– Митя! Митя! Где ты, солнышко? – долетело со второго этажа.
Постельничий неслышно вздохнул и направился в часовню. Следовало еще навестить настоятеля, попробовать трапезу перед подачей Великим, надеть на попа золотой орарь и проводить его к Днепру. Январские дни коротки. Курить и петь над прорубью следовало начинать уже сейчас.
Бояться было чего. Не каждая тревога беспричинна. Анна Витовтовна не разглядела беду глазами, но услышала позывной сердцем матери. А беда смотрела прямо на княгиню. На ее белое лицо, на белые литовские волосы, спадающие на золотую, расшитую красными крестами накидку. Княгиня мелькала в окнах, то одна, то с высоким мужчиной в парадной форме, и все это время покойница стояла на дне Днепра и звала к себе Митю. Были у нее когда-то такие же красивые и сухие волосы и такая же гладкая кожа. Она скребла расколовшимся надвое ногтем по перламутровому нутру раковины и пузырилась тихой песней, манком для княжича. Сонные щуки и окуни замерли друг против друга в контрдансе. Они отщипнут от царевича то, что она им оставит – глаза, язык, но не легкие. Легкие Мити – ее! И пускай на суше царствует Анна, зато здесь, под толщею льда, правит она – речная девица.
Многих ли девушек истерзал князь по уделам? Уж немало. Да вот только не каждая сумела пережить смерть. Зарытая однажды Заборовым, наспех, в собственном огороде, она и вправду побыла до поры в мертвых. Смерть ее была глубоким сном. Он повторялся. Виделось ей, что молния ударила в колокольню и замерла фиолетовой полосой в небе. Кремль полыхал, из него рвались люди. Они тыкали пальцами в свои светящиеся прямоугольники и кричали в них о помощи обожженными ртами. То были московские наемники – управляющие областью и их семьи. Из полыхающих ворот Фроловской башни выехал князь Иван Дмитриевич с приспешниками полюбоваться чужой бедой. В этом месте из раза в раз ход времени преломлялся, как бывает только во снах. Войско, гнавшее людей, замедлялось, а беглецы, наоборот, ускорялись. У берега люди падали наземь и тянулись руками вверх, к невидимому Богу, и он их слышал и щадил.

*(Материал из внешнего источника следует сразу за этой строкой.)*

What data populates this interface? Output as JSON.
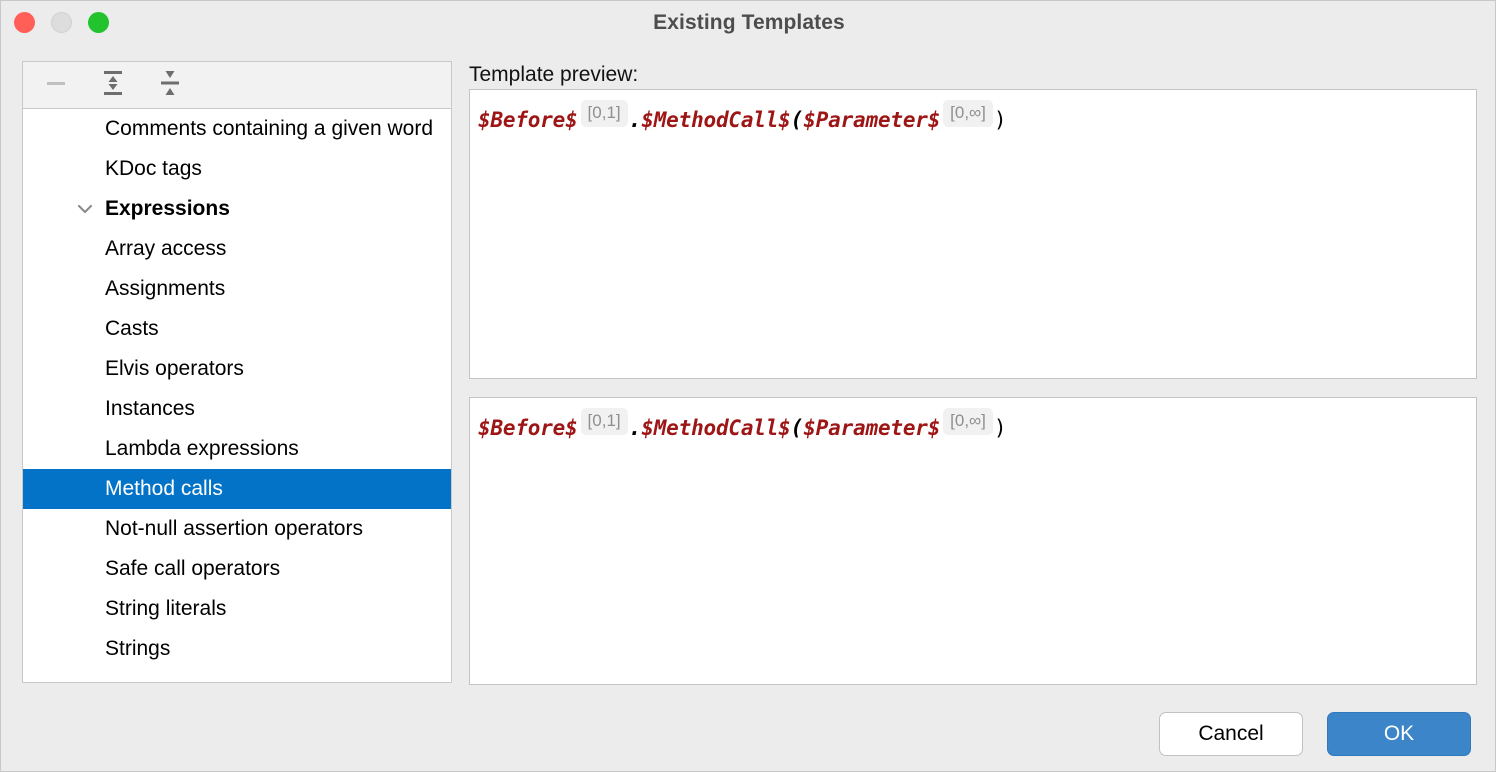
{
  "window": {
    "title": "Existing Templates",
    "traffic_lights": [
      {
        "name": "close",
        "color": "#ff5f57"
      },
      {
        "name": "minimize",
        "color": "#dddddd"
      },
      {
        "name": "maximize",
        "color": "#22c32f"
      }
    ]
  },
  "toolbar": {
    "buttons": [
      {
        "icon": "minus-icon",
        "label": "Remove",
        "disabled": true
      },
      {
        "icon": "expand-all-icon",
        "label": "Expand All",
        "disabled": false
      },
      {
        "icon": "collapse-all-icon",
        "label": "Collapse All",
        "disabled": false
      }
    ]
  },
  "tree": {
    "items": [
      {
        "label": "Comments containing a given word",
        "type": "leaf",
        "selected": false,
        "clipped": true
      },
      {
        "label": "KDoc tags",
        "type": "leaf",
        "selected": false
      },
      {
        "label": "Expressions",
        "type": "group",
        "expanded": true,
        "selected": false
      },
      {
        "label": "Array access",
        "type": "leaf",
        "selected": false
      },
      {
        "label": "Assignments",
        "type": "leaf",
        "selected": false
      },
      {
        "label": "Casts",
        "type": "leaf",
        "selected": false
      },
      {
        "label": "Elvis operators",
        "type": "leaf",
        "selected": false
      },
      {
        "label": "Instances",
        "type": "leaf",
        "selected": false
      },
      {
        "label": "Lambda expressions",
        "type": "leaf",
        "selected": false
      },
      {
        "label": "Method calls",
        "type": "leaf",
        "selected": true
      },
      {
        "label": "Not-null assertion operators",
        "type": "leaf",
        "selected": false,
        "clipped": true
      },
      {
        "label": "Safe call operators",
        "type": "leaf",
        "selected": false
      },
      {
        "label": "String literals",
        "type": "leaf",
        "selected": false
      },
      {
        "label": "Strings",
        "type": "leaf",
        "selected": false
      }
    ],
    "selection_color": "#0273c7"
  },
  "preview": {
    "label": "Template preview:",
    "boxes": [
      {
        "tokens": [
          {
            "kind": "var",
            "text": "$Before$"
          },
          {
            "kind": "count",
            "text": "[0,1]"
          },
          {
            "kind": "punct",
            "text": "."
          },
          {
            "kind": "var",
            "text": "$MethodCall$"
          },
          {
            "kind": "punct",
            "text": "("
          },
          {
            "kind": "var",
            "text": "$Parameter$"
          },
          {
            "kind": "count",
            "text": "[0,∞]"
          },
          {
            "kind": "paren",
            "text": ")"
          }
        ]
      },
      {
        "tokens": [
          {
            "kind": "var",
            "text": "$Before$"
          },
          {
            "kind": "count",
            "text": "[0,1]"
          },
          {
            "kind": "punct",
            "text": "."
          },
          {
            "kind": "var",
            "text": "$MethodCall$"
          },
          {
            "kind": "punct",
            "text": "("
          },
          {
            "kind": "var",
            "text": "$Parameter$"
          },
          {
            "kind": "count",
            "text": "[0,∞]"
          },
          {
            "kind": "paren",
            "text": ")"
          }
        ]
      }
    ],
    "variable_color": "#9e1515",
    "count_color": "#8f8f8f"
  },
  "footer": {
    "cancel_label": "Cancel",
    "ok_label": "OK",
    "ok_color": "#3c85c9"
  }
}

Днепр расходился надвое, и люди выходили из города по песчаному дну. Волны смыкались за их спинами, покрывая княжье войско. Снилась ей и милость Божья. Воительниц Бог сберег, потому что женщин любил больше. Даровал им жизнь рыбью, в чешуе, с жабрами, но жизнь!
Не умерла Ксенька – замерла. Замерло ее сердце, ее дыхание, ее мечты. Только сон остался. Стал ей. Так пролежала она, брошенная в яму без гроба, не отпетая, голая, с мая по октябрь. Летом близ нее разрослась вишня. Пустила корень в ее разинутый, замерший рот. Тот пророс сквозь щеку. Так, наверное, и спала бы, пока не срослась с деревом, но в Покров день две хваткие руки докопались до ее ног, схватили за пятки, уволокли в реку и почем зря разбудили. Корень подрал щеку, как блесна щучью глотку, и первое, что узнала Ксенька в новой жизни, было «боли нет». Второе – жабры, они разошлись над грудью глубокими порезами. «Грудь!» – Ксенька схватила ее и сжала. Что с ней сталось?
– Так бывает, – прохрипела подруга ее детства Катя. – Молоко в Днепр ушло.
– Катя! Живая. – Ксенька и обрадовалась, и испугалась.
И было чему. Она же была там, с соседским мальчишкой, когда Катю срезали с крюка в амбаре, а мальчик еще отворачивался, не потому, что боялся мертвяка, а потому, что не видел прежде голых девиц. «Еще и беременная», – трясла головой попадья, когда родители Кати почти разжалобили священника мольбами. Но жена в случае батюшки – это навсегда, и он отказал. Ксенька сама бросала землю в яму, одинокую, за оградой, и еще ревела по дороге домой, что неотпетой подруге покоя не будет.